Without surgical intervention, the mortality rate of strangulated internal hernias approaches 100 percent [3]. Unfortunately, a big challenge is the ability to diagnose internal hernias in the preoperative setting. The typical woman presenting with a broad ligament hernia is one that is middle-aged and multi-parous [6, 7]. Some case reports have described certain CT findings that may suggest the diagnosis of a broad ligament hernia leading to a small bowel obstruction; these findings may include a closed-loop obstruction with a double transition zone in the pelvis, a cluster of dilated small bowel loops herniated laterally to the uterus, enlargement of the distance between the uterus and ovary deviating in opposite directions, and displacement of the uterus to the opposite side [2, 6, 7].
Some theories exist about the etiology of broad ligament defects. They can be categorized into congenital versus acquired. Congenital defects arise from spontaneous rupture of congenital cystic structures within the broad ligament reminiscent of the mesonephric or Mullerian ducts [8]. On the other hand, acquired defects can originate from operative trauma, delivery trauma, endometriosis, or previous pelvic inflammatory disease [9, 10].
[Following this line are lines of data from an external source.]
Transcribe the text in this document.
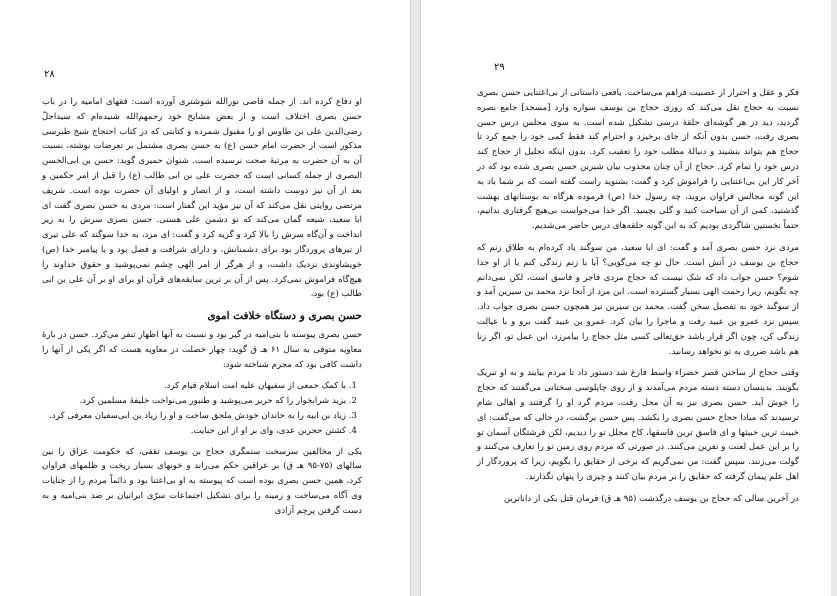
۲۸

او دفاع کرده اند. از جمله قاضی نورالله شوشتری آورده است: فقهای امامیه را در باب حسن بصری اختلاف است و از بعض مشایخ خود رحمهم‌الله شنیده‌ام که سیداجلّ رضی‌الدین علی بن طاوس او را مقبول شمرده و کتابتی که در کتاب احتجاج شیخ طبرسی مذکور است از حضرت امام حسن (ع) به حسن بصری مشتمل بر تعرضات نوشته، نسبت آن به آن حضرت به مرتبهٔ صحت نرسیده است. شنوان حمیری گوید: حسن بن ابی‌الحسن البصری از جمله کسانی است که حضرت علی بن ابی طالب (ع) را قبل از امر حکمین و بعد از آن نیز دوست داشته است، و از انصار و اولیای آن حضرت بوده است. شریف مرتضی روایتی نقل می‌کند که آن نیز مؤید این گفتار است: مردی به حسن بصری گفت ای ابا سعید، شیعه گمان می‌کند که تو دشمن علی هستی. حسن بصری سرش را به زیر انداخت و آن‌گاه سرش را بالا کرد و گریه کرد و گفت: ای مرد، به خدا سوگند که علی تیری از تیرهای پروردگار بود برای دشمنانش، و دارای شرافت و فضل بود و با پیامبر خدا (ص) خویشاوندی نزدیک داشت، و از هرگز از امر الهی چشم نمی‌پوشید و حقوق خداوند را هیچ‌گاه فراموش نمی‌کرد. پس از آن بر ترین سابقه‌های قرآن او برای او بر آن علی بن ابی طالب (ع) بود.

حسن بصری و دستگاه خلافت اموی

حسن بصری پیوسته با بنی‌امیه در گیر بود و نسبت به آنها اظهار تنفر می‌کرد. حسن در بارهٔ معاویه متوفی به سال ۶۱ هـ ق گوید: چهار خصلت در معاویه هست که اگر یکی از آنها را داشت کافی بود که مجرم شناخته شود:

1. با کمک جمعی از سفیهان علیه امت اسلام قیام کرد.
2. یزید شرابخوار را که حریر می‌پوشید و طنبور می‌نواخت خلیفهٔ مسلمین کرد.
3. زیاد بن ابیه را به خاندان خودش ملحق ساخت و او را زیاد بن ابی‌سفیان معرفی کرد.
4. کشتن حجربن عدی، وای بر او از این جنایت.

یکی از مخالفین سرسخت ستمگری حجاج بن یوسف ثقفی، که حکومت عراق را بین سالهای (۷۵-۹۵ هـ ق) بر عراقین حکم می‌راند و خونهای بسیار ریخت و ظلمهای فراوان کرد، همین حسن بصری بوده است که پیوسته به او بی‌اعتنا بود و دائماً مردم را از جنایات وی آگاه می‌ساخت و زمینه را برای تشکیل اجتماعات سرّی ایرانیان بر ضد بنی‌امیه و به دست گرفتن پرچم آزادی

۲۹

فکر و عقل و احتراز از عصبیت فراهم می‌ساخت. یافعی داستانی از بی‌اعتنایی حسن بصری نسبت به حجاج نقل می‌کند که روزی حجاج بن یوسف سواره وارد [مسجد] جامع بصره گردید، دید در هر گوشه‌ای حلقهٔ درسی تشکیل شده است. به سوی مجلس درس حسن بصری رفت، حسن بدون آنکه از جای برخیزد و احترام کند فقط کمی خود را جمع کرد تا حجاج هم بتواند بنشیند و دنبالهٔ مطلب خود را تعقیب کرد. بدون اینکه تجلیل از حجاج کند درس خود را تمام کرد. حجاج از آن چنان مجذوب بیان شیرین حسن بصری شده بود که در آخر کار این بی‌اعتنایی را فراموش کرد و گفت: بشنوید راست گفته است که بر شما باد به این گونه مجالس فراوان بروید، چه رسول خدا (ص) فرموده هرگاه به بوستانهای بهشت گذشتید، کمی از آن سیاحت کنید و گلی بچینید. اگر خدا می‌خواست بی‌هیچ گرفتاری ندانیم، حتماً نخستین شاگردی بودیم که به این گونه حلقه‌های درس حاضر می‌شدیم.

مردی نزد حسن بصری آمد و گفت: ای ابا سعید، من سوگند یاد کرده‌ام به طلاق زنم که حجاج بن یوسف در آتش است. حال تو چه می‌گویی؟ آیا با زنم زندگی کنم یا از او جدا شوم؟ حسن جواب داد که شک نیست که حجاج مردی فاجر و فاسق است، لکن نمی‌دانم چه بگویم، زیرا رحمت الهی بسیار گسترده است. این مرد از آنجا نزد محمد بن سیرین آمد و از سوگند خود به تفصیل سخن گفت. محمد بن سیرین نیز همچون حسن بصری جواب داد. سپس نزد عمرو بن عبید رفت و ماجرا را بیان کرد. عمرو بن عبید گفت برو و با عیالت زندگی کن، چون اگر قرار باشد حق‌تعالی کسی مثل حجاج را بیامرزد، این عمل تو، اگر زنا هم باشد ضرری به تو نخواهد رسانید.

وقتی حجاج از ساختن قصر خضراء واسط فارغ شد دستور داد تا مردم بیایند و به او تبریک بگویند. بدینسان دسته دسته مردم می‌آمدند و از روی چاپلوسی سخنانی می‌گفتند که حجاج را خوش آید. حسن بصری نیز به آن محل رفت. مردم گرد او را گرفتند و اهالی شام ترسیدند که مبادا حجاج حسن بصری را بکشد. پس حسن برگشت، در حالی که می‌گفت: ای خبیث ترین خبیثها و ای فاسق ترین فاسقها، کاخ مجلل تو را دیدیم، لکن فرشتگان آسمان تو را بر این عمل لعنت و نفرین می‌کنند. در صورتی که مردم روی زمین تو را تعارف می‌کنند و گولت می‌زنند. سپس گفت: من نمی‌گریم که برخی از حقایق را بگویم، زیرا که پروردگار از اهل علم پیمان گرفته که حقایق را بر مردم بیان کنند و چیزی را پنهان نگذارند.

در آخرین سالی که حجاج بن یوسف درگذشت (۹۵ هـ ق) فرمان قتل یکی از داناترین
Ultimately, this case serves three important lessons: First, to remind us, as diagnosticians, to maintain an open mind when a relatively common problem presents itself. Second, to help raise awareness that even if the common CT findings associated with internal hernias of the broad ligament are not visualized, this rare hernia cannot be entirely ruled out. And third, that if incidentally found, broad ligament defects warrant repair to help prevent future complications.
CONFLICT OF INTEREST STATEMENT
None declared.
FUNDING
None.
ETHICAL APPROVAL
Ethical approval from the Kettering Health Network institutional review board was obtained (IRB# 1666268–1).
CONSENT
Consent from the patient for this case report was obtained.